Fruit and Cream Cake Tunnel Cake
Small Batch Pastry Cream
- 2 tablespoons flour ½ oz
- 2 tablespoons cornstarch ½ oz
- 2 large egg yolks
- ⅓ cup granulated sugar
- 1 cup of whole milk
- 1 ½ tablespoon unsalted butter
- 1 teaspoon of vanilla extract
- 1 stick 114 grams unsalted butter, softened
- 1 ¼ cups granulated sugar 240 grams
- 2 large eggs room temperature
- 1 ½ teaspoons vanilla extract
- 1 ½ teaspoons baking powder
- ½ teaspoon salt
- 2 cups all-purpose flour 270 grams
- ½ cup sour cream
- 1 heaping cup fresh blueberries
- 1 heaping cup maybe a little more of cold pastry cream
- Make the pastry cream first. Weigh out your flour and cornstarch and stir them together in a small cup.
- Whisk the egg yolks, half of the sugar, and the cornstarch mixture together in a mixing bowl and set it next to the stove.
- Place the remaining sugar and the 1 cup of milk in a small (1 ½ quart) saucepan and bring it to a simmer. Gradually whisk half of the hot milk into the egg yolk mixture, then pour the egg mixture back into the saucepan and continue whisking over medium until mixture thickens and large bubbles break the surface. Remove from the heat and whisk in the butter and vanilla.
- Transfer the pastry cream to a clean container and press a piece of plastic wrap over the surface. Let cool at room temperature for about 30 minutes, then refrigerate until ready to use. Cream should be cold when used to fill the bread.
- Preheat oven to 325 degrees F. Grease two 8x4 inch (see note) loaf pans and line with strips of parchment paper. Dust the sides with flour.
- With an electric mixer, beat the butter and sugar until light and fluffy. Add the eggs one by one, beating for 30 seconds after each egg. Scrape sides of bowl and beat in vanilla, then beat in the baking powder and salt. Scrape sides of bowl again. Add half of the flour and stir with a heavy duty scraper (or large mixing spoon) until blended, then stir in the sour cream. Add remaining flour and stir until blended, then carefully fold in the fruit. If you are using delicate fruit such as raspberries, you may want to add it in the next step.
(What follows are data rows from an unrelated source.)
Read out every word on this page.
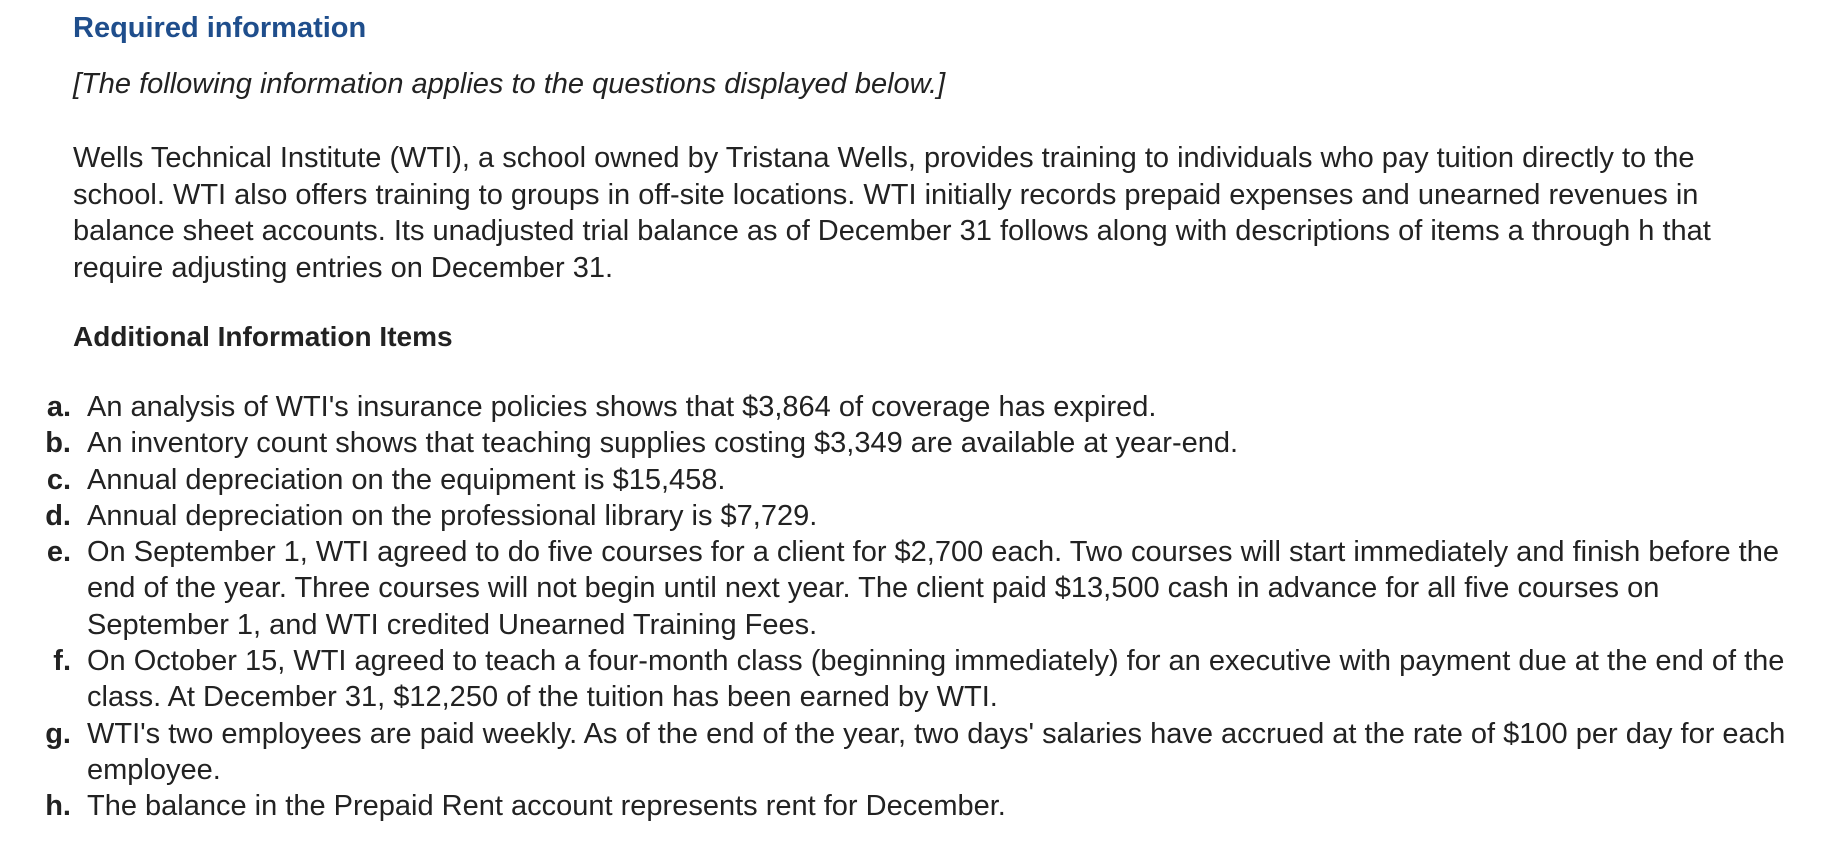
Required information

[The following information applies to the questions displayed below.]

Wells Technical Institute (WTI), a school owned by Tristana Wells, provides training to individuals who pay tuition directly to the school. WTI also offers training to groups in off-site locations. WTI initially records prepaid expenses and unearned revenues in balance sheet accounts. Its unadjusted trial balance as of December 31 follows along with descriptions of items a through h that require adjusting entries on December 31.

Additional Information Items
a. An analysis of WTI's insurance policies shows that $3,864 of coverage has expired.
b. An inventory count shows that teaching supplies costing $3,349 are available at year-end.
c. Annual depreciation on the equipment is $15,458.
d. Annual depreciation on the professional library is $7,729.
e. On September 1, WTI agreed to do five courses for a client for $2,700 each. Two courses will start immediately and finish before the end of the year. Three courses will not begin until next year. The client paid $13,500 cash in advance for all five courses on September 1, and WTI credited Unearned Training Fees.
f. On October 15, WTI agreed to teach a four-month class (beginning immediately) for an executive with payment due at the end of the class. At December 31, $12,250 of the tuition has been earned by WTI.
g. WTI's two employees are paid weekly. As of the end of the year, two days' salaries have accrued at the rate of $100 per day for each employee.
h. The balance in the Prepaid Rent account represents rent for December.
- Spread some of the batter across the bottom of each loaf pan -- use just enough to cover bottom, because you'll need enough batter to seal in the pastry cream. If you haven't added the fruit yet, press pieces of fruit into the batter by hand.
- Spoon a thick line of cold pastry cream down the center. It should not touch the sides.
- Spoon remaining batter over the pastry cream, sealing it in. Press pieces of fruit into the batter if you didn't fold it in already.
- Bake loaves on center rack for about 60 to 65 minutes. Let loaves cool slightly. Loosen sides with a knife while still warm and let cool completely in pan. Carefully remove loaves from the pans and wrap cooled loaves with plastic wrap. Freeze for 8-12 hours.
- To serve, allow the loaves to thaw for about 15 minutes, and slice while loaves are partially frozen. Let the slices thaw individually. That, or just let the loaves thaw and then slice.